- Kultur
Bekenntnisse
Elizabeth Archiniega Haag inszeniert die Erzählungen in «Biografia de Mujer» (spanisch mit dt. Übertiteln) formal bewusst unspektakulär und bewirkt damit eine unmittelbar intime Stimmung, wie wenn jede Frauenfigur allen einzeln im Publikum direkt ins Gewissen reden könnte. So werden aus literarischen Vorlagen regelrecht physische Verkörperungen von Personen und Schicksalen mit hoher Authentizität. Die inhaltliche Dringlichkeit wächst von Erzählung zu Erzählung und befeuert so die eigene emotionale Teilhabe. Obschon keine der Geschichten von einer sogenannt baren Unbeschwertheit oder Freudigkeit erzählt, erwächst aus jedem weiteren beherzt vorgetragenem Zeugnis sofort ein Mut. Der Abend stärkt sowohl den Solidargedanken als auch die Empathie und durch das öffentliche (Mit-)Teilen entsteht im vollen Kellergewölbe eine positive Aufgekratztheit, allfälligen Wiederholungen nach Möglichkeit entgegenzuwirken, einer schleichenden Ignoranz entgegenzutreten und Schicksale fortan nicht mehr als vermeintliche Privatsache anzuerkennen. Gerade in der Auswahl von teils zuerst befremdlich wirkenden Figuren und Schicksalen aus diversen Welten und Zeiten der hispanischen Kultur verschärft sich der Blick auf den Gemeinsinn zusehends. Der Abend verwandelt sich von einem Schauspiel in eine Reihe von Zeugenaussagen einer gelebten Realität. Die Wirkung ist eine kolossal aufrichtige, die einem Publikum sowohl ans Herz geht, als sie den Intellekt anregt, insbesondere den Kampfgeist darin. Nochmals verstärkt dieser Eindruck durch die Diversität der Zusammensetzung des Ensembles in Herkunft, Alter, Klasse und letztlich sogar Geschlecht.
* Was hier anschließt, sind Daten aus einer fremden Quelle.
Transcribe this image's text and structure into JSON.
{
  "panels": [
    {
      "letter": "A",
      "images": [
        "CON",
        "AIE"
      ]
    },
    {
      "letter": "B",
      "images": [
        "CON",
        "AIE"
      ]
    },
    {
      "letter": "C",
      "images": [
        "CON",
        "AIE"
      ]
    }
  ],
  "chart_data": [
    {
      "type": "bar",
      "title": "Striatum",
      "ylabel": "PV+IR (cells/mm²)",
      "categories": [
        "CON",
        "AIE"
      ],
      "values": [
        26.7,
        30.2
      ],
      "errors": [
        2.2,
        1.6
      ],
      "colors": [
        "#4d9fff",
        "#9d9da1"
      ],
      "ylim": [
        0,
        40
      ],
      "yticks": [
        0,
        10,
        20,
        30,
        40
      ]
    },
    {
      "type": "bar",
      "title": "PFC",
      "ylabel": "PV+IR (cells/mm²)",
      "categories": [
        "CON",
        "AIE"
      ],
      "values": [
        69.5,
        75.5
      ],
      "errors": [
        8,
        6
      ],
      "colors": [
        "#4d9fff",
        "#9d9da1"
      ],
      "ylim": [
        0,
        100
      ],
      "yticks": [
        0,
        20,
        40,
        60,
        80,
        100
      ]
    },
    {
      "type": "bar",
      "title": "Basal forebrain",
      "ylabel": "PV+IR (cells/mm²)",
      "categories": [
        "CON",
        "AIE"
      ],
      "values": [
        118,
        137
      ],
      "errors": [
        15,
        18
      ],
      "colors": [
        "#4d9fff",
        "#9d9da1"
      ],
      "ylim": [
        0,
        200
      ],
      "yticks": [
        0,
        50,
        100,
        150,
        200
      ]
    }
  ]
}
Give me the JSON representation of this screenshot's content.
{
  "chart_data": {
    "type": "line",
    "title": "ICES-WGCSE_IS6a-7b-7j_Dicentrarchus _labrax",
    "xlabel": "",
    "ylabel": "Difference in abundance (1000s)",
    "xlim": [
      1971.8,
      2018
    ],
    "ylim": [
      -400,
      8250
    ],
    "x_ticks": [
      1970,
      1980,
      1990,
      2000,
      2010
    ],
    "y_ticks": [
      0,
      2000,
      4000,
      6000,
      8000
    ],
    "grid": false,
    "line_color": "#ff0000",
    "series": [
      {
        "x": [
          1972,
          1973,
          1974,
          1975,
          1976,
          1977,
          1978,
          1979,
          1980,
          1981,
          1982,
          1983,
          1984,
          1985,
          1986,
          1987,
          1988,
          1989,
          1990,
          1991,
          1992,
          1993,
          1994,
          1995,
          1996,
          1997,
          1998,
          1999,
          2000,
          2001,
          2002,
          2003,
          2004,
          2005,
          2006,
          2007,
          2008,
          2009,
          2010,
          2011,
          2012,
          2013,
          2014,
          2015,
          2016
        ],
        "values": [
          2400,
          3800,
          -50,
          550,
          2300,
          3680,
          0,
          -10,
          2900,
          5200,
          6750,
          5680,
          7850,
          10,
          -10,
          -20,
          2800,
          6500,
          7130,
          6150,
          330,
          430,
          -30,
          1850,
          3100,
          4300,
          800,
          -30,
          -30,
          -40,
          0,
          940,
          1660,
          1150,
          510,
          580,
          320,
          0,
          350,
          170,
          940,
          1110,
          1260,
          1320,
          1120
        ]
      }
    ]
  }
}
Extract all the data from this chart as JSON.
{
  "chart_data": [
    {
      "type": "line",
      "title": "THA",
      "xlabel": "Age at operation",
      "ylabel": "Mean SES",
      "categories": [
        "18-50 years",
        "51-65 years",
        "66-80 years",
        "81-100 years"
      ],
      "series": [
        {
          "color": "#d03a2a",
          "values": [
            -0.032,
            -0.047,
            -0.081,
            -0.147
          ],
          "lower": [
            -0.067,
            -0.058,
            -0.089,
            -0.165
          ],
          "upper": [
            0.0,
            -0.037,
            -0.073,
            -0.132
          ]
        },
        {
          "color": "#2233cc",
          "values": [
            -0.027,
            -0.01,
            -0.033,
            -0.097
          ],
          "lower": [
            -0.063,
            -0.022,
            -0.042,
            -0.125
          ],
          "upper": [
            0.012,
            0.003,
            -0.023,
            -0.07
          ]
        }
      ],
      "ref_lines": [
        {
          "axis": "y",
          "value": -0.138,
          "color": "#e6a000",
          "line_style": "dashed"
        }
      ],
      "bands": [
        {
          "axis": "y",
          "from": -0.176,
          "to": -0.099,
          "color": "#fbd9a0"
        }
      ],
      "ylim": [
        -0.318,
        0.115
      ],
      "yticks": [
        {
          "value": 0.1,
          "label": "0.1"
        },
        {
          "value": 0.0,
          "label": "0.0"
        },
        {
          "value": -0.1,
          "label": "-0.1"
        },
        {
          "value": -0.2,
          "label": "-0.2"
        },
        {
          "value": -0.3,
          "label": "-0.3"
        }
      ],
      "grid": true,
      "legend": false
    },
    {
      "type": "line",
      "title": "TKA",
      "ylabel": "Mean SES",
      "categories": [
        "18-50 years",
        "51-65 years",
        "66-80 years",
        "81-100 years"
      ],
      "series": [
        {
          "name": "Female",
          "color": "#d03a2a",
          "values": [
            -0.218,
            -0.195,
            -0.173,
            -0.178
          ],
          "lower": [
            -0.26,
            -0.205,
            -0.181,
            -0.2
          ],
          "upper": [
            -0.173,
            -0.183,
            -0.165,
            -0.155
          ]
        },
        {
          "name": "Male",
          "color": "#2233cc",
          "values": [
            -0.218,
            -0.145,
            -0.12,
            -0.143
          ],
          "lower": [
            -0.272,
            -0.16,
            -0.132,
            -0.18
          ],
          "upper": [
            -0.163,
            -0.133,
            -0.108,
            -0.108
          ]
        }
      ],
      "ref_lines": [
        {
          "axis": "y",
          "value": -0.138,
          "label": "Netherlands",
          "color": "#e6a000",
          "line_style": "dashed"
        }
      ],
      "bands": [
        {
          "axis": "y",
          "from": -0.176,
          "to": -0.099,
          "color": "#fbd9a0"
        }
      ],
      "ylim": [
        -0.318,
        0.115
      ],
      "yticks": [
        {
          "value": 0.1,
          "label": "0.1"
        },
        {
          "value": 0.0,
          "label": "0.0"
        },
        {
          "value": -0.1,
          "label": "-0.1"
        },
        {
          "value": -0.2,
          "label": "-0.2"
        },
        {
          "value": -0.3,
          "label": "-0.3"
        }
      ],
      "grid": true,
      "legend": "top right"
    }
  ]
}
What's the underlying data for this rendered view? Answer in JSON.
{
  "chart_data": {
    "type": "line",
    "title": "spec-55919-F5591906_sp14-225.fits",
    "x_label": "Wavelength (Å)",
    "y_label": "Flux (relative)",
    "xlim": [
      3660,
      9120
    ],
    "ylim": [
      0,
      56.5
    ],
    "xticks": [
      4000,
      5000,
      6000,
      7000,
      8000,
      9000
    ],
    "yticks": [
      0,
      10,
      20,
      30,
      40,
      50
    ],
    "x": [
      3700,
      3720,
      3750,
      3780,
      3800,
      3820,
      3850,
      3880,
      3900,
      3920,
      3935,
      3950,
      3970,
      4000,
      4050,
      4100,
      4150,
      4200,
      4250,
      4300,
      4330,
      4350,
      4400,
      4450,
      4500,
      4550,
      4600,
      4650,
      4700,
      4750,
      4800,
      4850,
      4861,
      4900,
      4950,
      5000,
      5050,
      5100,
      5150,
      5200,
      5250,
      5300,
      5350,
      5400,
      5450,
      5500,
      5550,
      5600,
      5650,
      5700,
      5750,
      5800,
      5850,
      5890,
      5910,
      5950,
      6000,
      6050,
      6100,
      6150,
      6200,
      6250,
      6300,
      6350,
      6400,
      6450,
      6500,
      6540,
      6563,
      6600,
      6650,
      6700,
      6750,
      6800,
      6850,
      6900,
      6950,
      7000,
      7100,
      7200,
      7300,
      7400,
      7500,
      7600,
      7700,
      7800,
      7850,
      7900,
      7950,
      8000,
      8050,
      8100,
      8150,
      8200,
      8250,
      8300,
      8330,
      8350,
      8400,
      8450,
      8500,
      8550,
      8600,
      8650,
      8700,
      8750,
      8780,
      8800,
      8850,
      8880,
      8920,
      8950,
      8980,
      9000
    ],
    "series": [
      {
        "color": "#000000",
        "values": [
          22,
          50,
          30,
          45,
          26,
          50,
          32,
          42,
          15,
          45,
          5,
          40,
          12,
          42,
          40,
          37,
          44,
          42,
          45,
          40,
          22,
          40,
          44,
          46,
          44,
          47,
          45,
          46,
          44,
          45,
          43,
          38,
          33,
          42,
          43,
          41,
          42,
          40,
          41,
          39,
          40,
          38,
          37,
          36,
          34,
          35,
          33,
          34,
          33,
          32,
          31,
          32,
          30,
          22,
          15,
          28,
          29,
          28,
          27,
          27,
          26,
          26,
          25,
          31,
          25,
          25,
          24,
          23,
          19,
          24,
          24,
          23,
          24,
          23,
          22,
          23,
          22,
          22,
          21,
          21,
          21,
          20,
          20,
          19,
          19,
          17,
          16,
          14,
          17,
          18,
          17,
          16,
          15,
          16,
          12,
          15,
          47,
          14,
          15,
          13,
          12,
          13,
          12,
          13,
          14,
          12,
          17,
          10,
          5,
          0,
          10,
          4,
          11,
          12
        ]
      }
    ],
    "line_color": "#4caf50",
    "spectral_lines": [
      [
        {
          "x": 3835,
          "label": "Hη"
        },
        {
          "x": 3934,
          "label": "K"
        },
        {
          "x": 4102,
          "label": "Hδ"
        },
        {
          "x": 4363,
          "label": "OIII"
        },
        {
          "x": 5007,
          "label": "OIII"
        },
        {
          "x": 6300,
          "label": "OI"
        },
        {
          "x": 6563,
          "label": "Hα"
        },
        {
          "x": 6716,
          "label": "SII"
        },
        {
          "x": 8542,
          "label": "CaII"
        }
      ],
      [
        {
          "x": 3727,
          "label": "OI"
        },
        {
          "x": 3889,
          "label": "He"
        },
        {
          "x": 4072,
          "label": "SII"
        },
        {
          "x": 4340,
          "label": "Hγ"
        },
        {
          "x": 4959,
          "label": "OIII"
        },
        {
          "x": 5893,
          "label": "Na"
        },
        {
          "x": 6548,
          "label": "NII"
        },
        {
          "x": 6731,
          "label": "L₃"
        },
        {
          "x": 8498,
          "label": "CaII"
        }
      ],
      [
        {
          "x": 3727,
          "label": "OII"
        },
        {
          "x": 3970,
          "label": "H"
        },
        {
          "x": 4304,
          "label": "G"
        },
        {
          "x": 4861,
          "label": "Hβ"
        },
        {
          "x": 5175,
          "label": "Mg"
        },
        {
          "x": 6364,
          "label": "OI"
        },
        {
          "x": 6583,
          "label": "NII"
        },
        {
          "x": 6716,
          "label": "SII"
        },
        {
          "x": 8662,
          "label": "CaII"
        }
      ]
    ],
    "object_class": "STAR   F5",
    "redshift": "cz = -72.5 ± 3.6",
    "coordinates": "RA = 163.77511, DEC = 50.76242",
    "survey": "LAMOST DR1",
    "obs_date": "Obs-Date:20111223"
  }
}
Fast so, als stünde meine Mutter, meine Schwester (…) auf der Bühne und spräche Tachles mit mir. Weder weinerlich noch überfordernd, sondern stolz, ernsthaft, aufklärend und eindringlich. Es wird überaus deutlich gemacht, wie und dass mich jede der Geschichten also jede der Personen direkt etwas angehen. Eine ungemein treffliche Übersetzung für die Forderungen am internationalen Weltfrauentag.
«Biografia de Mujer», 8.3., Theater Stok, Zürich.